Elle s'ouvre sur une critique de l'arithmétique morale de Jeremy Bentham, de la théorie psychophysique de Gustav Fechner et du calcul des probabilités. L'impossibilité, d'une part, de généraliser le fameux algorithme des sensations, d'autre part, de dépasser le seuil de la crédibilité ou de la désirabilité au moyen de raisons mathématiques de croire et de désirer n'a pas détourné Tarde de chercher à établir une métrique des quantités subjectives.
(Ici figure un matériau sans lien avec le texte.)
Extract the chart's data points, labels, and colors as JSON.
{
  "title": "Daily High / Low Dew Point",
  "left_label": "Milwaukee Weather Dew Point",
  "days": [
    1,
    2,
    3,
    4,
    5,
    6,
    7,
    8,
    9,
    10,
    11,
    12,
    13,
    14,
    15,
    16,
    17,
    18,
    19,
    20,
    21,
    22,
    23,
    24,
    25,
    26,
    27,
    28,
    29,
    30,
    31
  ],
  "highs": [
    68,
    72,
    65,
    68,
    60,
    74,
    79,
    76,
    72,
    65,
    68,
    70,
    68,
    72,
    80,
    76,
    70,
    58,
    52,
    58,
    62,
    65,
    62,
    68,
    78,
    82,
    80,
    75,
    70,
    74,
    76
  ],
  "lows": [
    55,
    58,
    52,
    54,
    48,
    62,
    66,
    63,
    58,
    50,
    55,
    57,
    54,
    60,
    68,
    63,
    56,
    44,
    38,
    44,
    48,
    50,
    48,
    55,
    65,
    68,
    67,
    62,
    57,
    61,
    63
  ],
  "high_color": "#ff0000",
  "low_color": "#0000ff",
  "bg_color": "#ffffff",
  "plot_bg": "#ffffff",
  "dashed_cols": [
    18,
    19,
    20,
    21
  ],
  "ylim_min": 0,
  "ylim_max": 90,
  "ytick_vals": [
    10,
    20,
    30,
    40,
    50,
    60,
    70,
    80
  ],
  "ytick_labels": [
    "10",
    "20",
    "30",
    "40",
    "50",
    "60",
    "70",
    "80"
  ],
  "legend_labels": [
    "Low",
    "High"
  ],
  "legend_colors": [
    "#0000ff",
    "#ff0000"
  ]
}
Elle l'a, au contraire, amené à souligner la portée logique et psychologique des termes en question : la croyance, pôle du religieux et du scientifique, et le désir, source de la morale et de l'économie, représentent, en effet, deux énergies mentales, qui, mesurables et comparables, permettent d'envisager la constitution d'une logique sociale. Il sera par la suite indiqué qu'à la différence de la statistique ordinaire la « statistique psychologique » n'a pas seulement à compter. Au-delà du simple dénombrement d'actions similaires, elle doit, par la construction de séries, la comparaison des variations concomitantes, la détermination de liaisons fonctionnelles entre le manifeste et l'inobservable, mesurer et aussi peser les croyances et les désirs qui sont au principe des choix et des décisions.
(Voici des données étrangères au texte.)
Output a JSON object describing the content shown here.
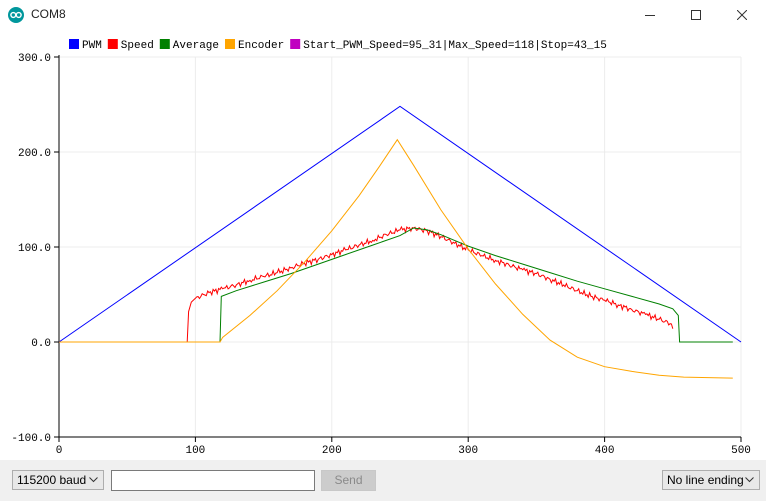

Les travaux de criminologie recueillis dans l'ouvrage de 1886, auxquels viendront s'ajouter en 1890 la Philosophie pénale et en 1892 les Études pénales et sociales, éclairent parfaitement les raisons de cette orientation méthodologique. La polémique que Tarde y poursuit avec Lombroso au sujet de l'uomo deliquente, avec Sighele à propos de l'antériorité de ses idées sur la psychologie des foules, avec les principaux théoriciens de la scuola positiva sur l'origine sociale du crime, la part des facteurs physiques, la thèse classique de la responsabilité personnelle n'est certes pas sans intérêt. Ainsi soutient-il, une dizaine d'années avant que Durkheim n'expose son point de vue sur le normal et le pathologique, « qu'il n'est pas vrai que le crime, même réduit à un minimum numérique soi-disant irréductible, ait été placé dès l'origine parmi les forces éternelles ». L'essentiel réside cependant ici dans l'affirmation qu'on ne peut mettre en évidence une cause sociale que si on l'observe effectivement à l'œuvre, ce qui a conduit Tarde à substituer à l'étude des corrélations ordinaires celle des processus.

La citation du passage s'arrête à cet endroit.